Onions like a humus-laden soil rich in nitrogen and plenty of water which means that the soil in raised beds should be prepared in the autumn with lots of compost, blood meal, and a balanced fertilizer. High nitrogen fertilizer should be applied a couple of weeks after the sets have been planted and bi-weekly thereafter. Since water is dear, the best way to plant them is in a trench. In that way, they get plenty of water with none of it wasted.
Planting them in March means that the gardener will have onions the middle of June just about the time of the last frost. Not only will the gardener have them early, but they will be far and way better than anything "boughten," so mild they can be eaten like a tomato just off the vine only just pulled from the ground, washed and trimmed. Make sure your lover eats onions, too, else it'll be "a cold night in a hot town tonight."
Onions mature by the length of sunlight in a day which means onions can be categorized as long day, intermediate day, and short day varieties. Vidalia onions are short day, growing well in the South. Walla-Walla are long and intermediate, but best as long in the North. Flagstaff is intermediate, onions beginning to grow their bulbs with 12-13 hours of sunlight, March 19 being the beginning 12 hours of sunlight in Flagstaff. Like anything else onions do better where they fit in with the horticultural climate.
Onion sets are best planted 5 inches apart, but if a gardener likes green onions, they can planted 3 inches apart and every other one can be harvested early, leaving the others to grow into large globes in July and August.

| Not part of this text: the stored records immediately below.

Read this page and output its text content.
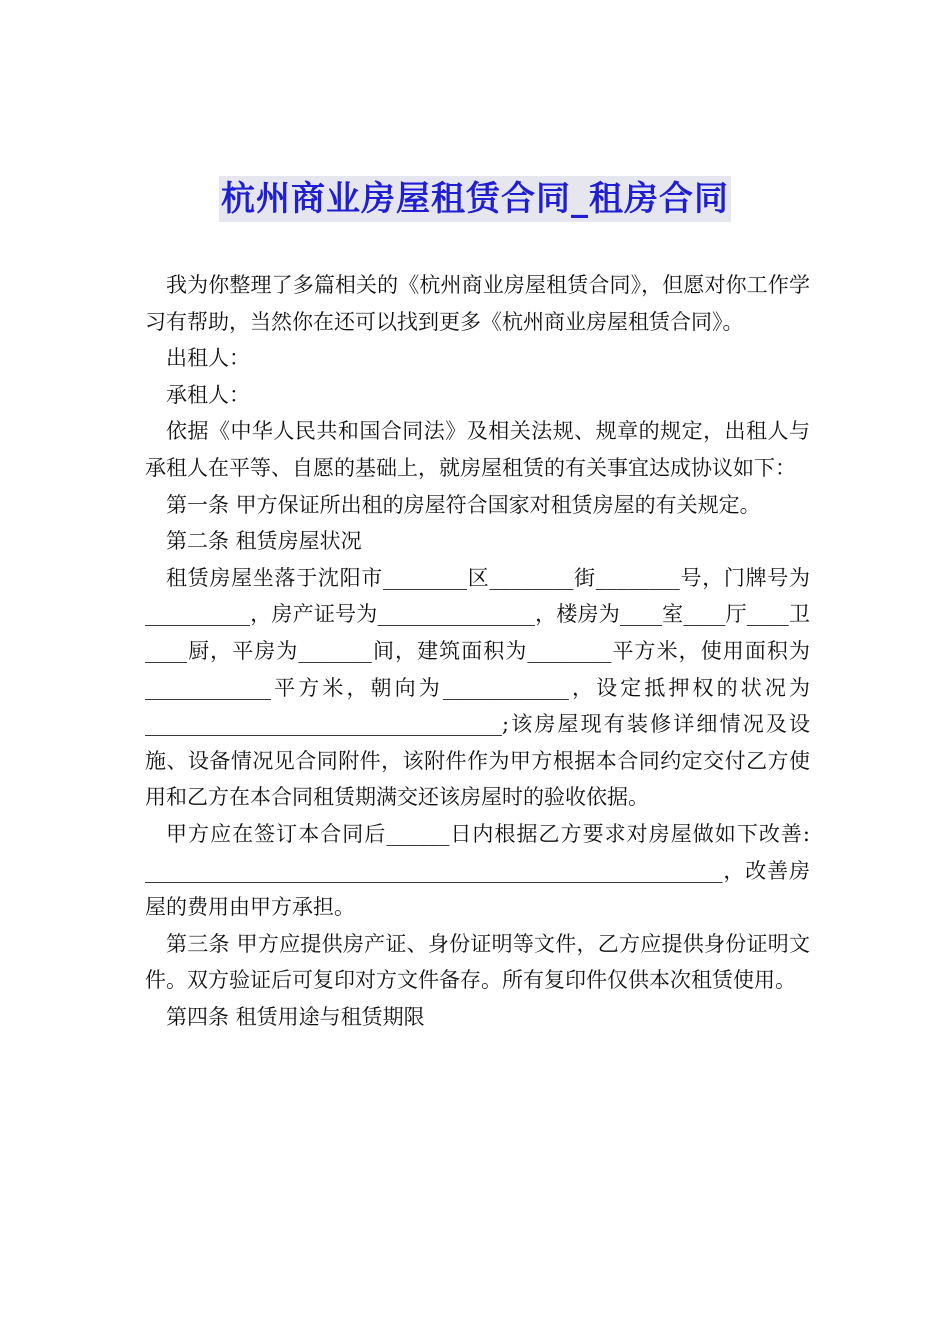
杭州商业房屋租赁合同_租房合同

我为你整理了多篇相关的《杭州商业房屋租赁合同》，但愿对你工作学习有帮助，当然你在还可以找到更多《杭州商业房屋租赁合同》。

出租人：

承租人：

依据《中华人民共和国合同法》及相关法规、规章的规定，出租人与承租人在平等、自愿的基础上，就房屋租赁的有关事宜达成协议如下：

第一条 甲方保证所出租的房屋符合国家对租赁房屋的有关规定。

第二条 租赁房屋状况

租赁房屋坐落于沈阳市________区________街________号，门牌号为__________，房产证号为_______________，楼房为____室____厅____卫____厨，平房为_______间，建筑面积为________平方米，使用面积为____________平方米，朝向为____________，设定抵押权的状况为__________________________________;该房屋现有装修详细情况及设施、设备情况见合同附件，该附件作为甲方根据本合同约定交付乙方使用和乙方在本合同租赁期满交还该房屋时的验收依据。

甲方应在签订本合同后______日内根据乙方要求对房屋做如下改善: _______________________________________________________，改善房屋的费用由甲方承担。

第三条 甲方应提供房产证、身份证明等文件，乙方应提供身份证明文件。双方验证后可复印对方文件备存。所有复印件仅供本次租赁使用。

第四条 租赁用途与租赁期限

If the local commercial nurseries don't stock sweet onion sets fit for Flagstaff, they can be ordered through the Internet, such as Brown's Omaha Plant Farms at http://www.bopf.com. It's best to order them in January for shipment in March.
I've had the best luck with the hybrids: Candy, Red Stockton, and Superstar. One year I became over-heated and planted 405 sets, not something I would recommend. Fanaticism has its penalties, but not a fresh sweet onion.